Alors, qui a raison ? En réalité… les deux.

Car ces situations ne sont ni des dysfonctionnements, ni des tensions personnelles. Elles sont le reflet d’un équilibre voulu par la procédure elle-même. Comprendre cet équilibre permet d’éviter bien des incompréhensions et de vivre plus sereinement une enquête publique.

Une tension structurelle, pas un dysfonctionnement

Une enquête publique réunit plusieurs acteurs qui poursuivent un objectif commun : permettre une participation éclairée du public avant qu’une décision ne soit prise. Pour autant, chacun n’exerce pas la même mission.

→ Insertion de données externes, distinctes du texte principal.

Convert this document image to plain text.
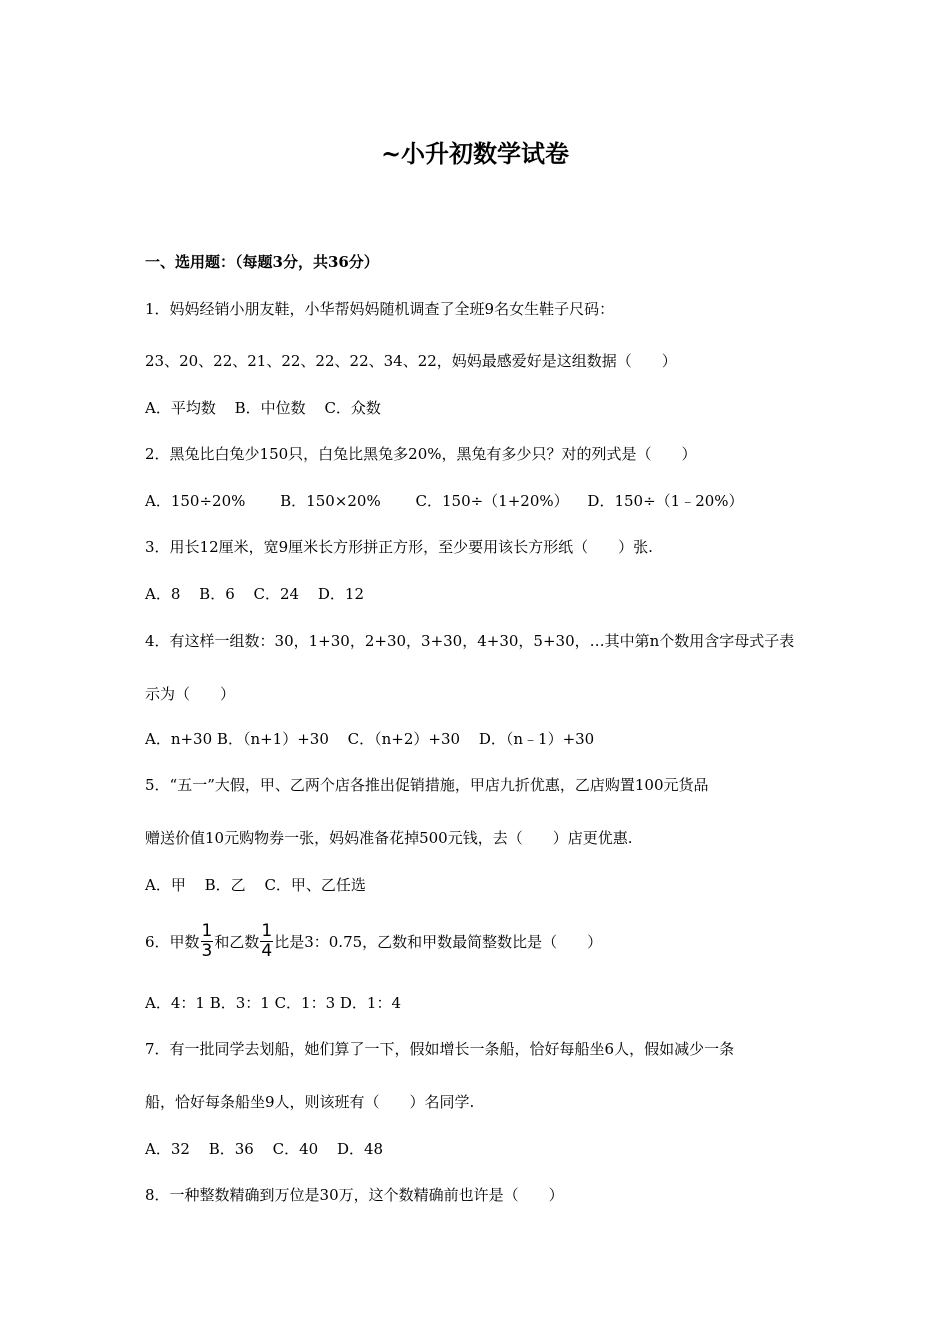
~小升初数学试卷
一、选用题：（每题3分，共36分）
1．妈妈经销小朋友鞋，小华帮妈妈随机调查了全班9名女生鞋子尺码：
23、20、22、21、22、22、22、34、22，妈妈最感爱好是这组数据（　　）
A．平均数 B．中位数 C．众数
2．黑兔比白兔少150只，白兔比黑兔多20%，黑兔有多少只？对的列式是（　　）
A．150÷20% B．150×20% C．150÷（1+20%） D．150÷（1﹣20%）
3．用长12厘米，宽9厘米长方形拼正方形，至少要用该长方形纸（　　）张.
A．8 B．6 C．24 D．12
4．有这样一组数：30，1+30，2+30，3+30，4+30，5+30，…其中第n个数用含字母式子表
示为（　　）
A．n+30 B．（n+1）+30 C．（n+2）+30 D．（n﹣1）+30
5．“五一”大假，甲、乙两个店各推出促销措施，甲店九折优惠，乙店购置100元货品
赠送价值10元购物券一张，妈妈准备花掉500元钱，去（　　）店更优惠.
A．甲 B．乙 C．甲、乙任选
6．甲数 $\frac{1}{3}$ 和乙数 $\frac{1}{4}$ 比是3：0.75，乙数和甲数最简整数比是（　　）
A．4：1 B．3：1 C．1：3 D．1：4
7．有一批同学去划船，她们算了一下，假如增长一条船，恰好每船坐6人，假如减少一条
船，恰好每条船坐9人，则该班有（　　）名同学.
A．32 B．36 C．40 D．48
8．一种整数精确到万位是30万，这个数精确前也许是（　　）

Le maître d’ouvrage est le porteur du projet soumis à l’enquête publique. Pendant l’enquête, il ne débat pas directement avec le public et ne répond pas aux observations au fil de l’eau. En revanche, il suit les contributions, mobilise ses équipes, prépare les éléments techniques susceptibles d’être demandés par le commissaire enquêteur et anticipe les suites de son projet. À l’issue de l’enquête, il répond notamment aux observations regroupées dans le procès-verbal de synthèse établi par le commissaire enquêteur. Selon les procédures, il peut être ou non l’autorité compétente pour prendre la décision finale.

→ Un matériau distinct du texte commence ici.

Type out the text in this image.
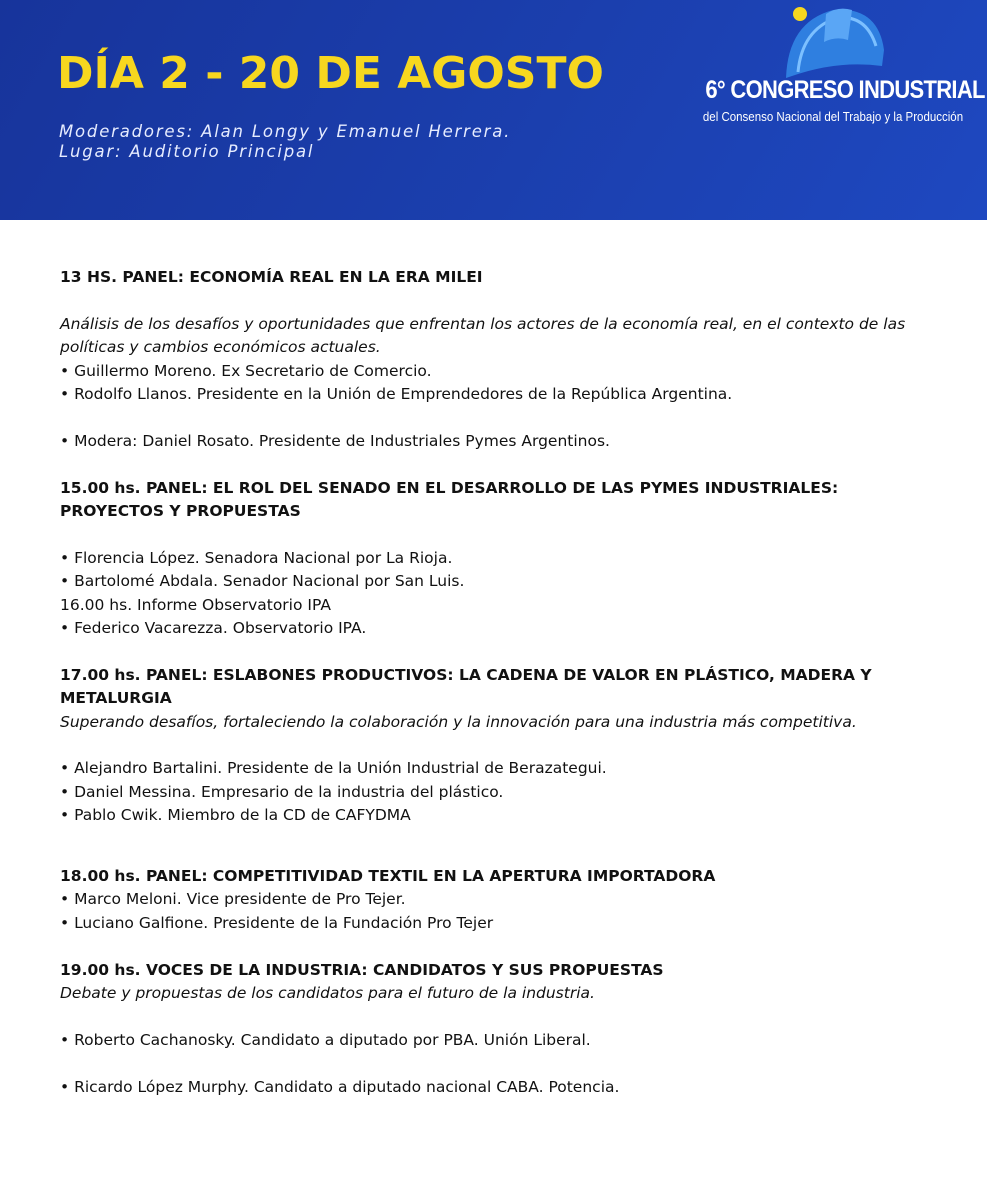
DÍA 2 - 20 DE AGOSTO
Moderadores: Alan Longy y Emanuel Herrera.
Lugar: Auditorio Principal
6° CONGRESO INDUSTRIAL
del Consenso Nacional del Trabajo y la Producción
13 HS. PANEL: ECONOMÍA REAL EN LA ERA MILEI
Análisis de los desafíos y oportunidades que enfrentan los actores de la economía real, en el contexto de las políticas y cambios económicos actuales.
• Guillermo Moreno. Ex Secretario de Comercio.
• Rodolfo Llanos. Presidente en la Unión de Emprendedores de la República Argentina.
• Modera: Daniel Rosato. Presidente de Industriales Pymes Argentinos.
15.00 hs. PANEL: EL ROL DEL SENADO EN EL DESARROLLO DE LAS PYMES INDUSTRIALES: PROYECTOS Y PROPUESTAS
• Florencia López. Senadora Nacional por La Rioja.
• Bartolomé Abdala. Senador Nacional por San Luis.
16.00 hs. Informe Observatorio IPA
• Federico Vacarezza. Observatorio IPA.
17.00 hs. PANEL: ESLABONES PRODUCTIVOS: LA CADENA DE VALOR EN PLÁSTICO, MADERA Y METALURGIA
Superando desafíos, fortaleciendo la colaboración y la innovación para una industria más competitiva.
• Alejandro Bartalini. Presidente de la Unión Industrial de Berazategui.
• Daniel Messina. Empresario de la industria del plástico.
• Pablo Cwik. Miembro de la CD de CAFYDMA
18.00 hs. PANEL: COMPETITIVIDAD TEXTIL EN LA APERTURA IMPORTADORA
• Marco Meloni. Vice presidente de Pro Tejer.
• Luciano Galfione. Presidente de la Fundación Pro Tejer
19.00 hs. VOCES DE LA INDUSTRIA: CANDIDATOS Y SUS PROPUESTAS
Debate y propuestas de los candidatos para el futuro de la industria.
• Roberto Cachanosky. Candidato a diputado por PBA. Unión Liberal.
• Ricardo López Murphy. Candidato a diputado nacional CABA. Potencia.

Le commissaire enquêteur est un tiers indépendant, désigné pour conduire l’enquête publique et rendre un avis personnel et motivé. Il recueille les observations du public, analyse le dossier, sollicite les compléments d’information qu’il estime nécessaires et établit un procès-verbal de synthèse destiné au maître d’ouvrage afin de recueillir ses observations. Il remet ensuite un rapport et des conclusions motivées qui éclairent l’autorité compétente dans sa décision.

Les deux travaillent intensément. Les deux analysent. Mais ils ne travaillent pas pour la même finalité : le maître d’ouvrage prépare les suites de son projet, le commissaire enquêteur prépare son rapport. Cette différence n’est pas un obstacle à la procédure. Elle en est une garantie.

Ce que la dématérialisation a changé… et ce qu’elle n’a pas changé

Avant la généralisation des registres numériques, les observations étaient principalement consignées sur des registres papier, et le maître d’ouvrage n’avait généralement qu’une vision partielle des contributions pendant l’enquête.

Aujourd’hui, la situation est très différente. Les observations sont publiées au fil de l’eau sur le registre numérique. Elles sont consultables par le public, par le maître d’ouvrage et naturellement par le commissaire enquêteur.

Cette transparence est une avancée majeure. Mais elle a parfois fait naître un malentendu. Parce que les contributions sont visibles, certains imaginent que tout devrait désormais être partagé.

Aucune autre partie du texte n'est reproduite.